Piperidin-4-yl(5-(3-chloropyridin-2-yl)-1,3,4-oxadiazol-2-yl)methanone
The solution of 4-((hydroxy)(5-(3-chloropyridin-2-yl)-1,3,4-oxadiazol-2-yl)methyl) piperidine-1-carboxylic acid tert-butyl ester (220 mg, 0.56 mmol, 1 eq) in DCM was added with Dess-Martin periodinane (474 mg, 1.12 mmol, 2 eq) at room temperature for 30 minutes. After the reaction, saturated sodium bicarbonate solution was added and stirred for 5 minutes, followed by extraction with EA three times. The combined organic phases were washed with saturated sodium bicarbonate solution and saturated saline solution three times each, dried over anhydrous sodium sulfate, and finally purified by column chromatography to obtain a white powder. This solid was dissolved in hydrogen chloride-dioxane solution, and the reaction was carried out at room temperature for 30 minutes. Solid formed, was filtered, and dried to yield a pale yellow solid weighing 47.7 mg, with a yield of 26.01%. 1H NMR (300 MHz, DMSO-d6) δ 9.04 (s, 1H), 8.84 (s, 1H), 8.21 (d, J=7.6 Hz, 1H), 8.08 (t, J=7.8 Hz, 1H), 7.77 (d, J=8.0 Hz, 1H), 3.65 (tt, J=11.5, 3.8 Hz, 1H), 3.22 (s, 2H), 2.99 (q, J=11.7 Hz, 2H), 2.08 (d, J=13.3 Hz, 2H), 1.88-1.70 (m, 2H) ppm.

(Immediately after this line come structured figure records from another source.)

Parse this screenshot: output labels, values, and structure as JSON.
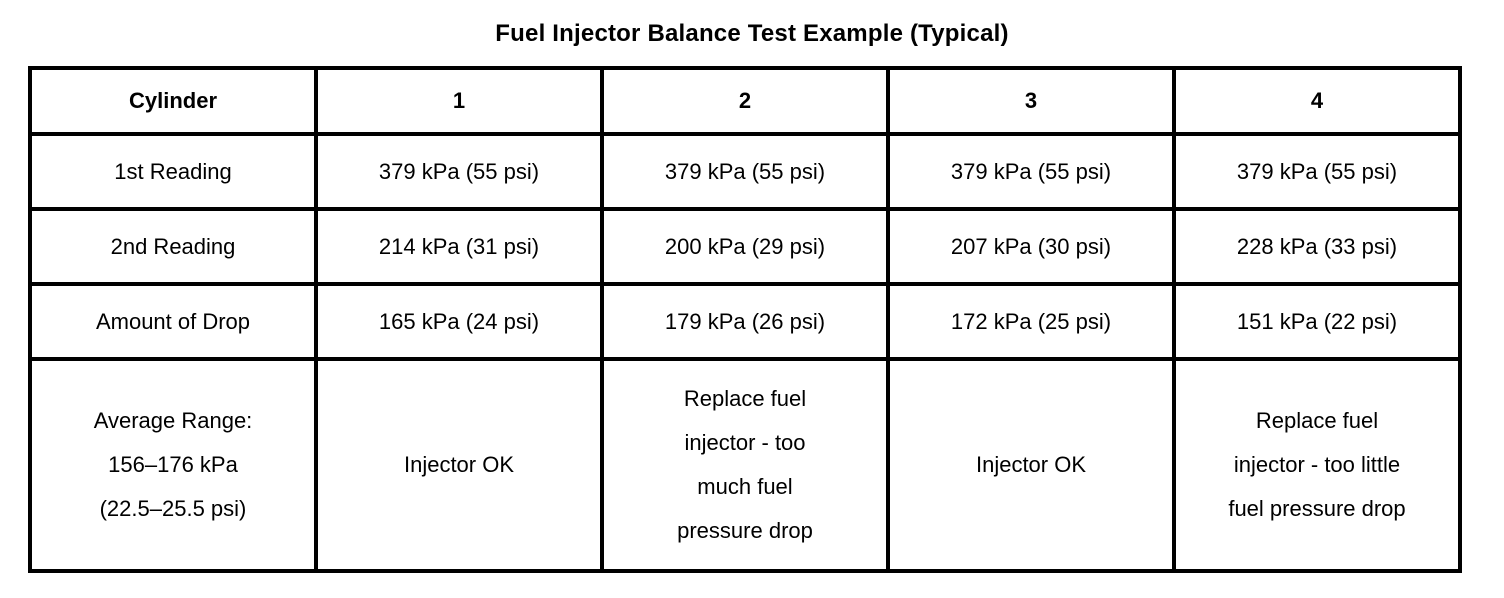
{
  "title": "Fuel Injector Balance Test Example (Typical)",
  "table": {
    "header": [
      "Cylinder",
      "1",
      "2",
      "3",
      "4"
    ],
    "rows": [
      {
        "label": "1st Reading",
        "values": [
          "379 kPa (55 psi)",
          "379 kPa (55 psi)",
          "379 kPa (55 psi)",
          "379 kPa (55 psi)"
        ]
      },
      {
        "label": "2nd Reading",
        "values": [
          "214 kPa (31 psi)",
          "200 kPa (29 psi)",
          "207 kPa (30 psi)",
          "228 kPa (33 psi)"
        ]
      },
      {
        "label": "Amount of Drop",
        "values": [
          "165 kPa (24 psi)",
          "179 kPa (26 psi)",
          "172 kPa (25 psi)",
          "151 kPa (22 psi)"
        ]
      },
      {
        "label": "Average Range:\n156–176 kPa\n(22.5–25.5 psi)",
        "values": [
          "Injector OK",
          "Replace fuel\ninjector - too\nmuch fuel\npressure drop",
          "Injector OK",
          "Replace fuel\ninjector - too little\nfuel pressure drop"
        ]
      }
    ]
  }
}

Following the synthesis method of (5-chloro-1-methyl-1H-indol-2-yl) (4-isothiocyanatopiperidin-1-yl)methanone, a white solid weighing 43 mg was obtained with a yield of 64.95%. 1H NMR (400 MHz, DMSO-d6) δ 8.31 (d, J=7.7 Hz, 1H), 8.17 (t, J=7.9 Hz, 1H), 7.86 (d, J=8.0 Hz, 1H), 7.67 (d, J=2.1 Hz, 1H), 7.57 (d, J=8.8 Hz, 1H), 7.29-7.16 (m, 1H), 6.67 (s, 1H), 4.47 (d, J=14.7 Hz, 1H), 3.77 (s, 3H), 2.07 (d, J=58.7 Hz, 2H), 1.69 (qd, J=12.8, 12.0, 4.0 Hz, 2H), 1.33-1.16 (m, 4H) ppm.

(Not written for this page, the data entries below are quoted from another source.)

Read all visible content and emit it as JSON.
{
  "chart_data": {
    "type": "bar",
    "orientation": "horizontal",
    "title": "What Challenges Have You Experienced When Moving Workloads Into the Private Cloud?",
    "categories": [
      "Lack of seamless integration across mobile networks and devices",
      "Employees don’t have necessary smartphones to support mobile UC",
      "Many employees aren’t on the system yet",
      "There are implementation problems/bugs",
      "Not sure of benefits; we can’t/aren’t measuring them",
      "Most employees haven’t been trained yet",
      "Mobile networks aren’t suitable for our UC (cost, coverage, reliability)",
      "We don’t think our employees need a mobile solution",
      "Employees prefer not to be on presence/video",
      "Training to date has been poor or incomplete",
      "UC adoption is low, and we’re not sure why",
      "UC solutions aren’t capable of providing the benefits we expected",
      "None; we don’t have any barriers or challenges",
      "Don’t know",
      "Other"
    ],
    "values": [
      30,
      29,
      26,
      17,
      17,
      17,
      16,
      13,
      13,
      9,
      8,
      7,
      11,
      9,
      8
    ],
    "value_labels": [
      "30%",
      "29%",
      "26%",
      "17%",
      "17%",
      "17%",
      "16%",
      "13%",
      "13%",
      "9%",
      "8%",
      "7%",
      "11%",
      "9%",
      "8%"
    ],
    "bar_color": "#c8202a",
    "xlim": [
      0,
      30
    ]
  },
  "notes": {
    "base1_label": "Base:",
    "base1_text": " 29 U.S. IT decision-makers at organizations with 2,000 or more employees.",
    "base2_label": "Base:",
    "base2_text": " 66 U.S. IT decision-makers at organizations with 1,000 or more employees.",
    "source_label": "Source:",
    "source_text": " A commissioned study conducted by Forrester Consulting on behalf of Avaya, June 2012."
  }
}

2-(furan-2-yl)-1,3,4-oxadiazole
2-furancarbohydrazide (1.5 g, 11.89 mmol, 1 eq) was dissolved in trimethyl orthoformate and para-toluenesulfonic acid (200 mg, 1.2 mmol, 0.1 eq) was added. The mixture was refluxed at 120° C. for 1.5 hours. After the reaction, ethyl acetate (EA) was added for dilution, followed by washing with water and saturated saline solution three times each. The organic layer was then dried over anhydrous sodium sulfate. Finally, purification by column chromatography yielded 1.3 g of a colorless oily liquid, with a yield of 80.3%. 1H NMR (400 MHz, DMSO-d6) δ 9.33 (s, 1H), 8.07 (s, 1H), 7.39 (d, J=3.6 Hz, 1H), 6.81 (d, J=3.0 Hz, 1H) ppm.
4-((hydroxy)(5-(furan-2-yl)-1,3,4-oxadiazol-2-yl)methyl)piperidine-1-carboxylic acid tert-butyl ester
2-(furan-2-yl)-1,3,4-oxadiazole (1.3 g, 9.55 mmol, 1 eq) was dissolved in anhydrous THE, and LDA (7 ml, 14.33 mmol, 1.5 eq) was slowly added at −78° C. After stirring for 30 minutes, a THF solution of 1-Boc-4-piperidinecarboxaldehyde (2 g, 9.55 mmol, 1 eq) was added. The reaction mixture was then allowed to warm to room temperature and stirred for 3 hours. Upon completion, the reaction mixture was quenched with saturated ammonium chloride solution, followed by extraction with EA three times. The combined organic phases were washed with saturated saline solution three times, dried over anhydrous sodium sulfate, and finally purified by column chromatography to afford a yellow foam-like solid weighing 918.8 mg, corresponding to a yield of 27.53%. 1H NMR (300 MHz, DMSO-d6) δ 8.03 (d, J=1.7 Hz, 1H), 7.32 (d, J=3.5 Hz, 1H), 6.77 (dd, J=3.5, 1.8 Hz, 1H), 6.14 (d, J=5.6 Hz, 1H), 4.64 (dd, J=7.3, 5.5 Hz, 1H), 4.07-3.82 (m, 2H), 2.75-2.44 (m, 2H), 1.97 (s, 1H), 1.96-1.74 (m, 2H), 1.36 (s, 9H), 1.20-1.10 (m, 2H) ppm.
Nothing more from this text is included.